Das nach dem Start-up-Paket vom Sommer zweite wirtschaftspolitische Maßnahmenbündel unter Kanzler Kern stieß nicht nur auf Begeisterung. Während die Sozialpartner (Arbeiterkammer und Wirtschaftskammer) und der Städtebund durchaus lobende Worte fanden, kam nicht nur von der Industrie, sondern auch der Opposition Kritik. Vom wirtschaftsliberalen Thinktank Agenda Austria hieß es etwa, dass die geplanten Initiativen nicht ausreichen würden, um genug Dynamik auszulösen. Beispielsweise gehöre der Zugang zum Unternehmertum erleichtert. Als „mut- und visionslos“ bezeichneten die Neos das „sogenannte“ Wirtschaftspaket.

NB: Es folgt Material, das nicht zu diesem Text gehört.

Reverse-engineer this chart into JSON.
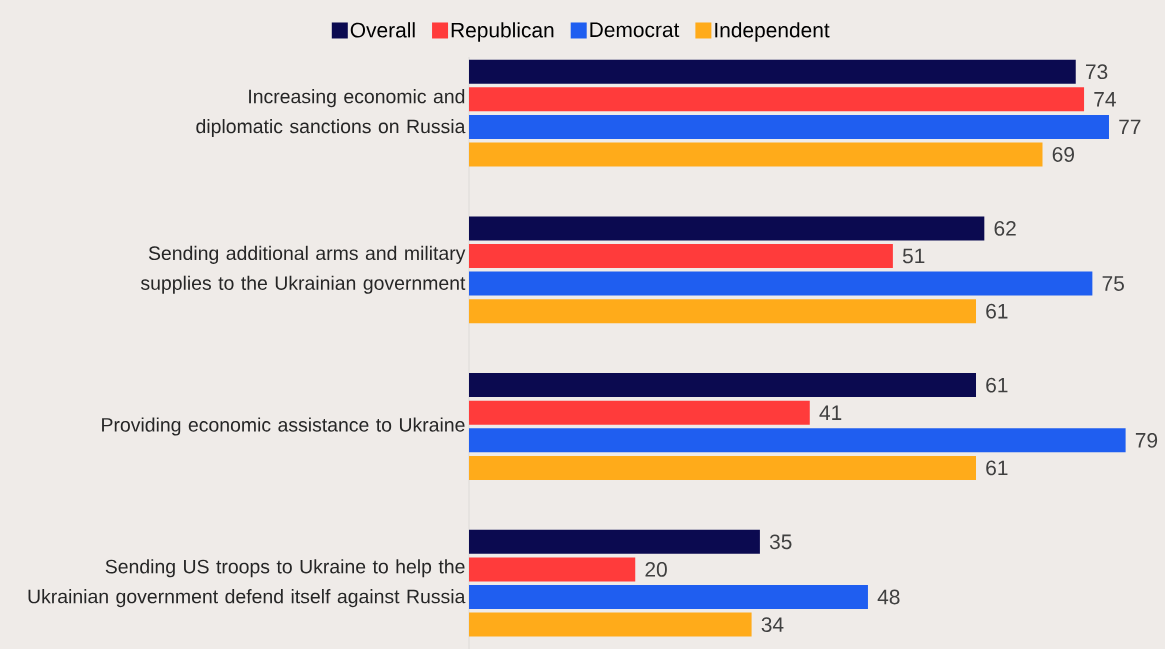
{
  "chart_data": {
    "type": "bar",
    "orientation": "horizontal",
    "legend": "top",
    "data_labels": true,
    "categories": [
      "Increasing economic and diplomatic sanctions on Russia",
      "Sending additional arms and military supplies to the Ukrainian government",
      "Providing economic assistance to Ukraine",
      "Sending US troops to Ukraine to help the Ukrainian government defend itself against Russia"
    ],
    "series": [
      {
        "name": "Overall",
        "color": "#0b0a50",
        "values": [
          73,
          62,
          61,
          35
        ]
      },
      {
        "name": "Republican",
        "color": "#ff3b3b",
        "values": [
          74,
          51,
          41,
          20
        ]
      },
      {
        "name": "Democrat",
        "color": "#1f5ef0",
        "values": [
          77,
          75,
          79,
          48
        ]
      },
      {
        "name": "Independent",
        "color": "#ffab1a",
        "values": [
          69,
          61,
          61,
          34
        ]
      }
    ]
  }
}
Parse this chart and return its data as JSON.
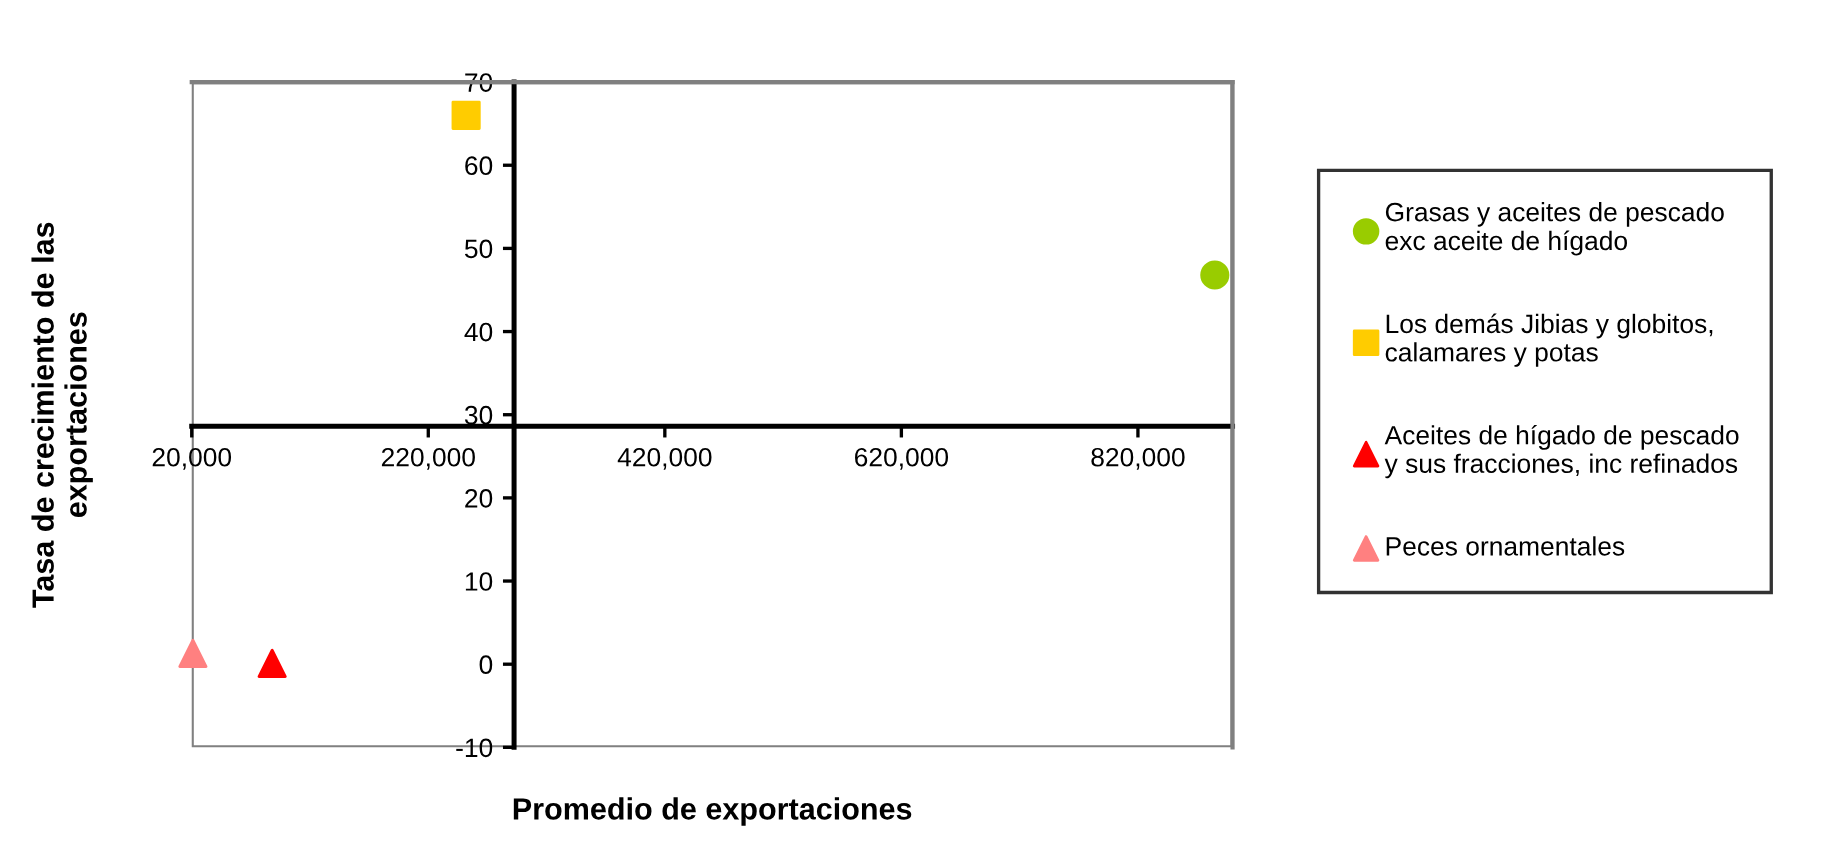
{
  "chart_data": {
    "type": "scatter",
    "xlabel": "Promedio de exportaciones",
    "ylabel": "Tasa de crecimiento de las\nexportaciones",
    "xlim": [
      20000,
      900000
    ],
    "xticks": [
      {
        "value": 20000,
        "label": "20,000"
      },
      {
        "value": 220000,
        "label": "220,000"
      },
      {
        "value": 420000,
        "label": "420,000"
      },
      {
        "value": 620000,
        "label": "620,000"
      },
      {
        "value": 820000,
        "label": "820,000"
      }
    ],
    "ylim": [
      -10,
      70
    ],
    "yticks": [
      -10,
      0,
      10,
      20,
      30,
      40,
      50,
      60,
      70
    ],
    "grid": false,
    "legend": "right",
    "series": [
      {
        "name": "Grasas y aceites de pescado\nexc aceite de hígado",
        "color": "#99cc00",
        "marker": "circle",
        "x": [
          885000
        ],
        "values": [
          46.8
        ]
      },
      {
        "name": "Los demás Jibias y globitos,\ncalamares y potas",
        "color": "#ffcc00",
        "marker": "square",
        "x": [
          252000
        ],
        "values": [
          66
        ]
      },
      {
        "name": "Aceites de hígado de pescado\ny sus fracciones, inc refinados",
        "color": "#ff0000",
        "marker": "triangle",
        "x": [
          88000
        ],
        "values": [
          0.1
        ]
      },
      {
        "name": "Peces ornamentales",
        "color": "#ff8080",
        "marker": "triangle",
        "x": [
          21000
        ],
        "values": [
          1.3
        ]
      }
    ]
  }
}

Und die FPÖ ortete umgehend eine Alibiaktion im „inhaltlich dünnen“ Wirtschaftspaket der Regierung. Sie würde es damit weder schaffen, die Arbeitslosigkeit zu senken noch das Wirtschaftswachstum anzukurbeln, so Wirtschaftssprecher Axel Kassegger. Das Team Stronach ortet immerhin einen „zaghaften Schritt in die richtige Richtung“. Ähnlich die Grünen: „Das kann nur ein erster Schritt sein“, betont die grüne Wirtschaftssprecherin, Ruperta Lichtenecker. Viele Baustellen blieben: das veraltete Steuersystem, die überbordende Bürokratie und fehlende Investitionen in moderne Infrastruktur. (APA/eid)

AUF EINEN BLICK

Das neue Wirtschaftspaket der Regierung enthält eine Investitionsprämie für Firmen bis zu 250 Mitarbeitern. Damit sollen 2017 und 2018 rund 10.000 Firmen mit 175 Mio. Euro unterstützt werden. Dies soll Investitionen von rund 1,2 Mrd. Euro auslösen und 25.000 Arbeitsplätze schaffen. Insgesamt hat das Paket ein Volumen von 400 Mio. Euro. Bundeskanzler Christian Kern (SPÖ) und Vizekanzler Reinhold Mitterlehner (ÖVP) kündigten weitere Maßnahmen an.